Signaling operations control the over-all operation of the terminal. Various components of the terminal are set, reset and operated by controller signaling. The controller checks the decoding and presentation times of the objects in the render list and signals the decoders and presentation frame buffers accordingly. It also initializes the DEMUX for reading from a network or a local storage device. At the instigation of the controller, decoders read the data from the input buffers and pass the decoded data to decoder output buffers. The decoded data is moved to the presentation device when signaled by the controller.
1. A method for processing object-based data at a receiver to generate an arrangement of the data, comprising:
(a) receiving in a data bit stream at least one object and composition information for the object;
(b) locally storing the at least one object;
(c) processing the received composition information to compose an arrangement using the at least one stored object; and
(d) generating the composed arrangement.
2. The method of claim 1, wherein the at least one object includes at least one audio object.
3. The method of claim 1, wherein the at least one object includes at least one audiovisual/video object.
4. The method of claim 1, wherein the at least one object includes at least two objects.
5. The method of claim 4, wherein the composition information is for at least one of the at least two object.

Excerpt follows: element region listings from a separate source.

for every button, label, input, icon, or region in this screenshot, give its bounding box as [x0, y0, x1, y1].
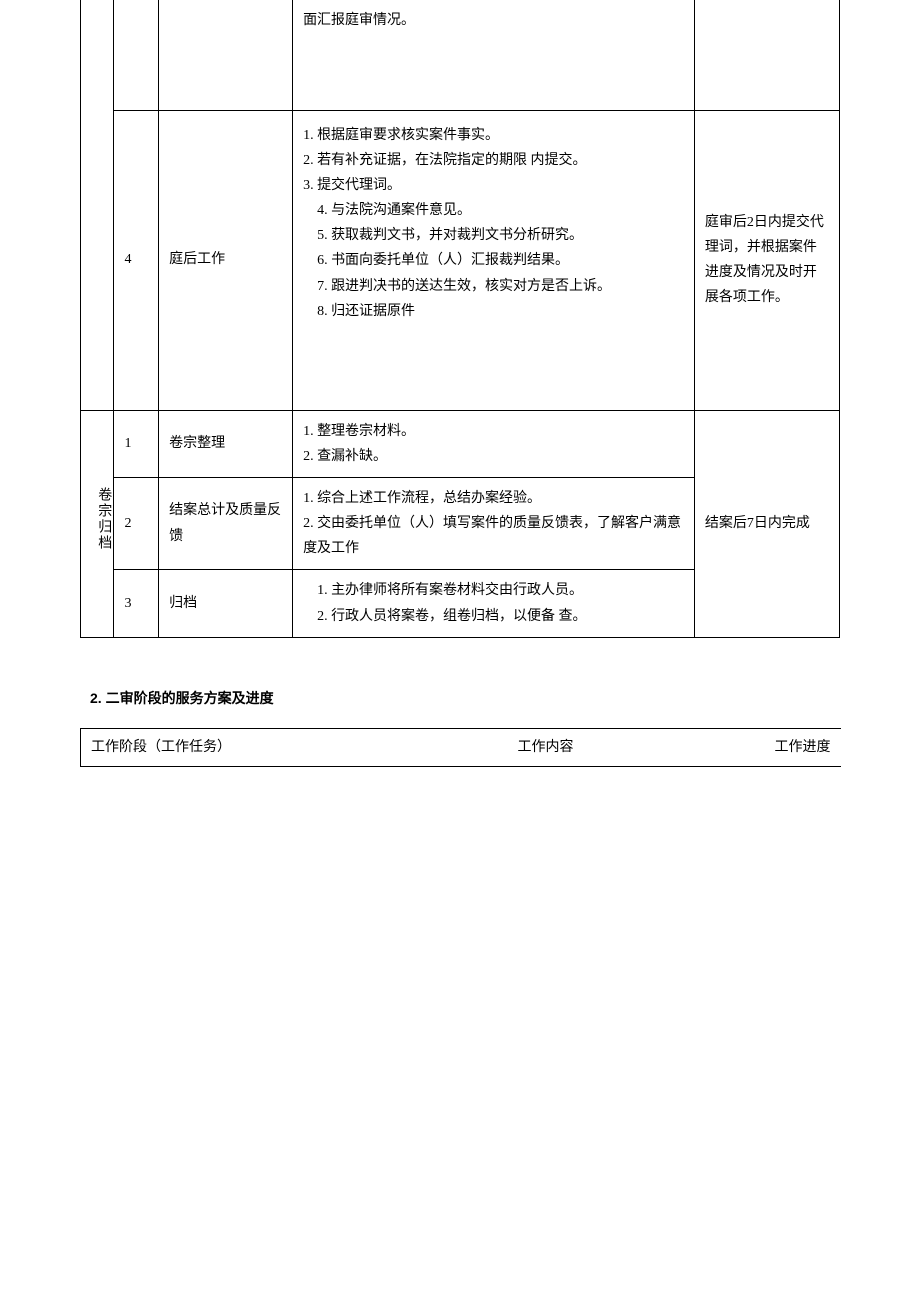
content-line: 5. 获取裁判文书，并对裁判文书分析研究。 [303, 223, 684, 248]
content-line: 7. 跟进判决书的送达生效，核实对方是否上诉。 [303, 274, 684, 299]
task-cell: 归档 [159, 570, 293, 637]
content-line: 2. 若有补充证据，在法院指定的期限 内提交。 [303, 148, 684, 173]
content-line: 8. 归还证据原件 [303, 299, 684, 324]
stage-cell: 卷宗归档 [81, 410, 114, 637]
document-page: 面汇报庭审情况。 4 庭后工作 1. 根据庭审要求核实案件事实。 2. 若有补充… [0, 0, 920, 807]
content-line: 2. 行政人员将案卷，组卷归档，以便备 查。 [303, 604, 684, 629]
content-line: 1. 主办律师将所有案卷材料交由行政人员。 [303, 578, 684, 603]
task-cell: 结案总计及质量反馈 [159, 477, 293, 570]
header-cell: 工作阶段（工作任务） [81, 728, 391, 766]
table-row: 卷宗归档 1 卷宗整理 1. 整理卷宗材料。 2. 查漏补缺。 结案后7日内完成 [81, 410, 840, 477]
table-row: 面汇报庭审情况。 [81, 0, 840, 110]
header-cell: 工作内容 [391, 728, 701, 766]
num-cell: 4 [114, 110, 159, 410]
task-cell: 卷宗整理 [159, 410, 293, 477]
content-cell: 1. 综合上述工作流程，总结办案经验。 2. 交由委托单位（人）填写案件的质量反… [293, 477, 695, 570]
stage-cell-empty [81, 0, 114, 410]
content-line: 1. 根据庭审要求核实案件事实。 [303, 123, 684, 148]
header-cell: 工作进度 [701, 728, 841, 766]
num-cell [114, 0, 159, 110]
progress-cell [694, 0, 839, 110]
content-line: 4. 与法院沟通案件意见。 [303, 198, 684, 223]
table-row: 4 庭后工作 1. 根据庭审要求核实案件事实。 2. 若有补充证据，在法院指定的… [81, 110, 840, 410]
content-line: 1. 整理卷宗材料。 [303, 419, 684, 444]
content-cell: 1. 主办律师将所有案卷材料交由行政人员。 2. 行政人员将案卷，组卷归档，以便… [293, 570, 695, 637]
table-2: 工作阶段（工作任务） 工作内容 工作进度 [80, 728, 841, 767]
progress-cell: 结案后7日内完成 [694, 410, 839, 637]
content-text: 面汇报庭审情况。 [303, 13, 415, 28]
content-line: 3. 提交代理词。 [303, 173, 684, 198]
num-cell: 2 [114, 477, 159, 570]
content-line: 6. 书面向委托单位（人）汇报裁判结果。 [303, 248, 684, 273]
task-cell: 庭后工作 [159, 110, 293, 410]
num-cell: 1 [114, 410, 159, 477]
content-cell: 面汇报庭审情况。 [293, 0, 695, 110]
progress-cell: 庭审后2日内提交代理词，并根据案件进度及情况及时开展各项工作。 [694, 110, 839, 410]
section-title: 2. 二审阶段的服务方案及进度 [80, 688, 840, 708]
table-header-row: 工作阶段（工作任务） 工作内容 工作进度 [81, 728, 841, 766]
content-line: 2. 查漏补缺。 [303, 444, 684, 469]
num-cell: 3 [114, 570, 159, 637]
table-1: 面汇报庭审情况。 4 庭后工作 1. 根据庭审要求核实案件事实。 2. 若有补充… [80, 0, 840, 638]
stage-label: 卷宗归档 [91, 487, 116, 551]
content-cell: 1. 整理卷宗材料。 2. 查漏补缺。 [293, 410, 695, 477]
task-cell [159, 0, 293, 110]
content-cell: 1. 根据庭审要求核实案件事实。 2. 若有补充证据，在法院指定的期限 内提交。… [293, 110, 695, 410]
content-line: 1. 综合上述工作流程，总结办案经验。 [303, 486, 684, 511]
content-line: 2. 交由委托单位（人）填写案件的质量反馈表，了解客户满意度及工作 [303, 511, 684, 561]
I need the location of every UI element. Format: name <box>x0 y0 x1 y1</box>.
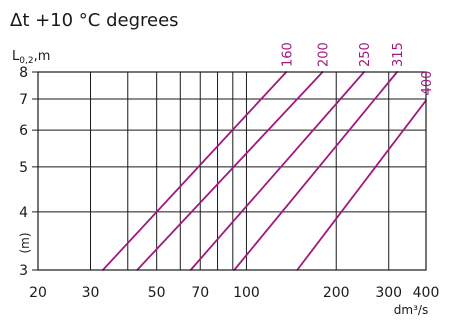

6. The method of claim 1, further comprising the step of presenting the composed arrangement, wherein presenting the composed arrangement includes playing audio.
7. The method of claim 1, wherein the composition information is relative to a single object.
8. The method of claim 1, wherein the composition information includes information for composing audio objects.
9. The method of claim 8, wherein the composition information includes information for composing audio object within a set of speakers.
10. The method of claim 1, wherein locally storing the at least one object includes storing the at least one object in a memory.
11. The method of claim 10, wherein the memory is selected from the group consisting of a cache memory, decoder buffer, and input buffer.
12. The method of claim 1, further comprising:
removing the at least one audiovisual/video object from local storage prior to its initial presentation time.
13. An apparatus for processing object-based data, comprising:
(a) a receiver circuit configured to receive in a data bit stream at least one object and composition information for the object;
(b) local storage configured to store the at least one object;
(c) a composer circuit configured to process the received composition information to compose an arrangement using the at least one object; and
(d) an arrangement generating device configured to generate the composed arrangement.
14. The apparatus of claim 13, further comprising:
an output device configured to output the composed arrangement.
15. The apparatus of claim 13, wherein the output device is configured to present the arrangement.
16. The apparatus of claim 15, wherein the output device is further configured to present the arrangement by playing audio.
17. The apparatus of claim 13, wherein the composer circuit is configured to process composition information related to an audio object.
18. The apparatus of claim 13, wherein the composer circuit is configured to process composition information including information for composing audio object within a set of speakers.